Звучал рассерженный вопль куратора Кито:
— В карцер его! Навечно! Я требую, чтобы этого недоноска сгноили в карцере!.
— Нет-нет, зачем же, — отзывался с другой стороны мстительный, писклявый альт Паоло Торричелли. — Лучше мы отправим его на остров. Я уже отправил его туда.
Ни один лучик добра так и не пробился ко мне сквозь мрак, преисполненный кошмарами, во время нескончаемых странствий на побережье Леты. Ни один светлый миг моей жизни не явился мне, чтобы хоть немного согреть душу перед лицом смерти. Никого из моих друзей, из людей, которые любили меня и которых любил я сам, здесь не было. И это, наверное, был знак. Знак, что ничего доброго я не заслужил.
— Твоя жизнь была преисполнена зла, Димитрис, — осуждающе произнес строгий судья.
Голос судьи вначале вообще не имел интонаций. Затем приобретал пафосные обличительные нотки интернатовского пастора Ричардса. А в самом конце опускался к приглушенному безумному шепоту матери Марии.

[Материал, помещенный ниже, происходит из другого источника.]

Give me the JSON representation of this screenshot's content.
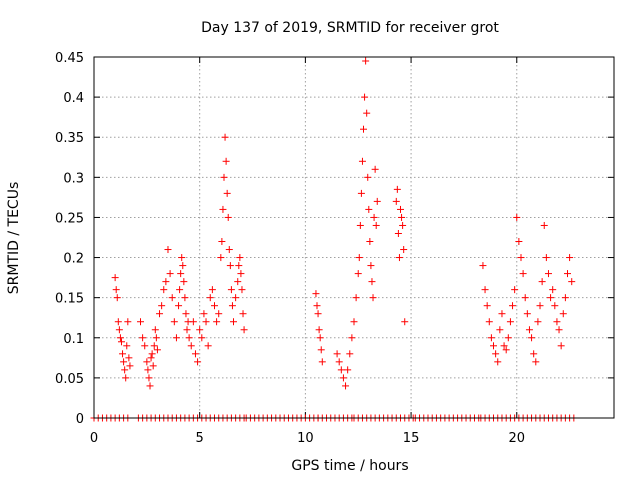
{
  "chart_data": {
    "type": "scatter",
    "title": "Day 137 of 2019, SRMTID for receiver grot",
    "xlabel": "GPS time / hours",
    "ylabel": "SRMTID / TECUs",
    "xlim": [
      0,
      24.6
    ],
    "ylim": [
      0,
      0.45
    ],
    "xticks": [
      0,
      5,
      10,
      15,
      20
    ],
    "yticks": [
      0,
      0.05,
      0.1,
      0.15,
      0.2,
      0.25,
      0.3,
      0.35,
      0.4,
      0.45
    ],
    "xtick_labels": [
      "0",
      "5",
      "10",
      "15",
      "20"
    ],
    "ytick_labels": [
      "0",
      "0.05",
      "0.1",
      "0.15",
      "0.2",
      "0.25",
      "0.3",
      "0.35",
      "0.4",
      "0.45"
    ],
    "grid": true,
    "marker": "+",
    "marker_color": "#ff0000",
    "series": [
      {
        "name": "SRMTID",
        "x": [
          1.0,
          1.05,
          1.1,
          1.15,
          1.2,
          1.25,
          1.3,
          1.35,
          1.4,
          1.45,
          1.5,
          1.55,
          1.6,
          1.65,
          1.7,
          2.2,
          2.3,
          2.4,
          2.5,
          2.55,
          2.6,
          2.65,
          2.7,
          2.75,
          2.8,
          2.85,
          2.9,
          2.95,
          3.0,
          3.1,
          3.2,
          3.3,
          3.4,
          3.5,
          3.6,
          3.7,
          3.8,
          3.9,
          4.0,
          4.05,
          4.1,
          4.15,
          4.2,
          4.25,
          4.3,
          4.35,
          4.4,
          4.45,
          4.5,
          4.6,
          4.7,
          4.8,
          4.9,
          5.0,
          5.1,
          5.2,
          5.3,
          5.4,
          5.5,
          5.6,
          5.7,
          5.8,
          5.9,
          6.0,
          6.05,
          6.1,
          6.15,
          6.2,
          6.25,
          6.3,
          6.35,
          6.4,
          6.45,
          6.5,
          6.55,
          6.6,
          6.7,
          6.8,
          6.85,
          6.9,
          6.95,
          7.0,
          7.05,
          7.1,
          10.5,
          10.55,
          10.6,
          10.65,
          10.7,
          10.75,
          10.8,
          11.5,
          11.6,
          11.7,
          11.8,
          11.9,
          12.0,
          12.1,
          12.2,
          12.3,
          12.4,
          12.5,
          12.55,
          12.6,
          12.65,
          12.7,
          12.75,
          12.8,
          12.85,
          12.9,
          12.95,
          13.0,
          13.05,
          13.1,
          13.15,
          13.2,
          13.25,
          13.3,
          13.35,
          13.4,
          14.3,
          14.35,
          14.4,
          14.45,
          14.5,
          14.55,
          14.6,
          14.65,
          14.7,
          18.4,
          18.5,
          18.6,
          18.7,
          18.8,
          18.9,
          19.0,
          19.1,
          19.2,
          19.3,
          19.4,
          19.5,
          19.6,
          19.7,
          19.8,
          19.9,
          20.0,
          20.1,
          20.2,
          20.3,
          20.4,
          20.5,
          20.6,
          20.7,
          20.8,
          20.9,
          21.0,
          21.1,
          21.2,
          21.3,
          21.4,
          21.5,
          21.6,
          21.7,
          21.8,
          21.9,
          22.0,
          22.1,
          22.2,
          22.3,
          22.4,
          22.5,
          22.6
        ],
        "y": [
          0.175,
          0.16,
          0.15,
          0.12,
          0.11,
          0.1,
          0.095,
          0.08,
          0.07,
          0.06,
          0.05,
          0.09,
          0.12,
          0.075,
          0.065,
          0.12,
          0.1,
          0.09,
          0.07,
          0.06,
          0.05,
          0.04,
          0.075,
          0.08,
          0.065,
          0.09,
          0.11,
          0.1,
          0.085,
          0.13,
          0.14,
          0.16,
          0.17,
          0.21,
          0.18,
          0.15,
          0.12,
          0.1,
          0.14,
          0.16,
          0.18,
          0.2,
          0.19,
          0.17,
          0.15,
          0.13,
          0.11,
          0.12,
          0.1,
          0.09,
          0.12,
          0.08,
          0.07,
          0.11,
          0.1,
          0.13,
          0.12,
          0.09,
          0.15,
          0.16,
          0.14,
          0.12,
          0.13,
          0.2,
          0.22,
          0.26,
          0.3,
          0.35,
          0.32,
          0.28,
          0.25,
          0.21,
          0.19,
          0.16,
          0.14,
          0.12,
          0.15,
          0.17,
          0.19,
          0.2,
          0.18,
          0.16,
          0.13,
          0.11,
          0.155,
          0.14,
          0.13,
          0.11,
          0.1,
          0.085,
          0.07,
          0.08,
          0.07,
          0.06,
          0.05,
          0.04,
          0.06,
          0.08,
          0.1,
          0.12,
          0.15,
          0.18,
          0.2,
          0.24,
          0.28,
          0.32,
          0.36,
          0.4,
          0.445,
          0.38,
          0.3,
          0.26,
          0.22,
          0.19,
          0.17,
          0.15,
          0.25,
          0.31,
          0.24,
          0.27,
          0.27,
          0.285,
          0.23,
          0.2,
          0.26,
          0.25,
          0.24,
          0.21,
          0.12,
          0.19,
          0.16,
          0.14,
          0.12,
          0.1,
          0.09,
          0.08,
          0.07,
          0.11,
          0.13,
          0.09,
          0.085,
          0.1,
          0.12,
          0.14,
          0.16,
          0.25,
          0.22,
          0.2,
          0.18,
          0.15,
          0.13,
          0.11,
          0.1,
          0.08,
          0.07,
          0.12,
          0.14,
          0.17,
          0.24,
          0.2,
          0.18,
          0.15,
          0.16,
          0.14,
          0.12,
          0.11,
          0.09,
          0.13,
          0.15,
          0.18,
          0.2,
          0.17
        ],
        "zero_band": {
          "y": 0,
          "ranges": [
            [
              0.0,
              1.7
            ],
            [
              2.1,
              7.2
            ],
            [
              7.2,
              10.6
            ],
            [
              10.6,
              12.3
            ],
            [
              12.3,
              15.2
            ],
            [
              15.2,
              18.3
            ],
            [
              18.3,
              22.8
            ]
          ],
          "stride": 0.2
        }
      }
    ]
  }
}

— То, что ты видишь — это твое чистилище. За грехи, совершенные тобою, оставшиеся без покаяния, ты обречен до скончания веков скитаться в небытие и безвременье, наблюдая раз за разом свои злодеяния. И ты не сможешь заслужить прощения. Не сможешь забыть. И даже в безумии не сможешь найти спасение…
— Простите меня! Пожалуйста, простите! — оправдывался я.
Мне хотелось заплакать. Но я не имел глаз, чтобы из них могли хлынуть слезы. Я был готов признаться перед своим последним судом во всех своих злодеяниях. До самых глубин своей души я был полон раскаяния. Но я понимал, сколь мало оно весит, когда на другой чаше весов — столько преступлений, длинный шлейф которых тянулся за мной сквозь всю мою взрослую жизнь. Так что на снисходительность судьи рассчитывать не приходилось. Я заслужил то, что имел.